Research

The skin, our largest sensory organ, serves as a vital protective barrier that is susceptible to injury and has remarkable regenerative abilities. Studies indicate that cutaneous nociceptors influence protective immunity. Yet, the full impact of nociceptor or sensory neuron activity on other skin-resident cells in both healthy and injured skin is not well understood. To tackle this, we apply an integrative approach combining neuronal manipulation techniques, single-cell transcriptomics, and detailed analysis of skin resident cells, aiming to reveal specific nociceptor-mediated cellular interactions that shape skin physiology.

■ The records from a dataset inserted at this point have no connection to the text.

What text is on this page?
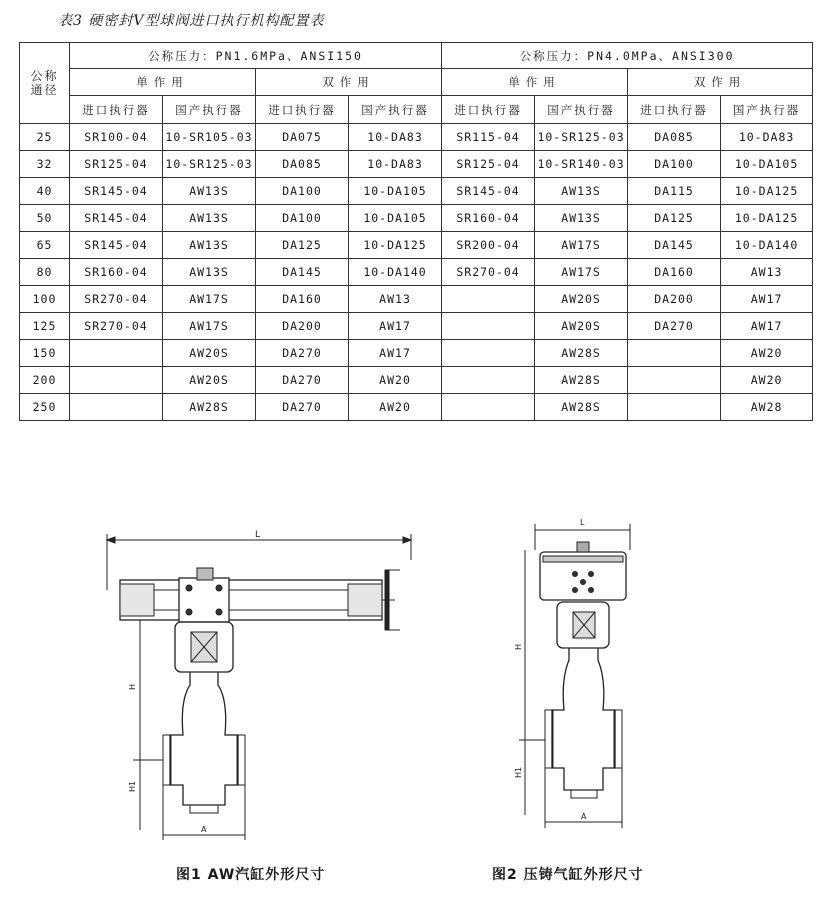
表3 硬密封V型球阀进口执行机构配置表
公称
通径	公称压力：PN1.6MPa、ANSI150				公称压力：PN4.0MPa、ANSI300			
	单作用		双作用		单作用		双作用	
	进口执行器	国产执行器	进口执行器	国产执行器	进口执行器	国产执行器	进口执行器	国产执行器
25	SR100-04	10-SR105-03	DA075	10-DA83	SR115-04	10-SR125-03	DA085	10-DA83
32	SR125-04	10-SR125-03	DA085	10-DA83	SR125-04	10-SR140-03	DA100	10-DA105
40	SR145-04	AW13S	DA100	10-DA105	SR145-04	AW13S	DA115	10-DA125
50	SR145-04	AW13S	DA100	10-DA105	SR160-04	AW13S	DA125	10-DA125
65	SR145-04	AW13S	DA125	10-DA125	SR200-04	AW17S	DA145	10-DA140
80	SR160-04	AW13S	DA145	10-DA140	SR270-04	AW17S	DA160	AW13
100	SR270-04	AW17S	DA160	AW13		AW20S	DA200	AW17
125	SR270-04	AW17S	DA200	AW17		AW20S	DA270	AW17
150		AW20S	DA270	AW17		AW28S		AW20
200		AW20S	DA270	AW20		AW28S		AW20
250		AW28S	DA270	AW20		AW28S		AW28
L
H
H1
A
L
H
H1
A
图1 AW汽缸外形尺寸	图2 压铸气缸外形尺寸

Activated sensory and nociceptive neurons transmit signals through ascending neural pathways, delivering sensory information to various regions of the central nervous system (CNS). These pathways facilitate pain perception and drive behavioral and emotional responses to sensory stimuli. In turn, specific CNS regions influence peripheral tissues via descending autonomic innervation, regulating physiological processes. Notably, painful dermal stimuli trigger elevated corticosterone and noradrenaline levels, reflecting activation of the endocrine and autonomic-sympathetic nervous systems. This highlights a link between pain and descending endocrine-autonomic pathways. To investigate the mechanistic role of sensory-autonomic neuronal connections, we integrate manipulation of relevant CNS regions with high-resolution flow cytometry and imaging analysis of healthy and injured skin, aiming to uncover CNS-regulated pathways that shape dermal cell responses.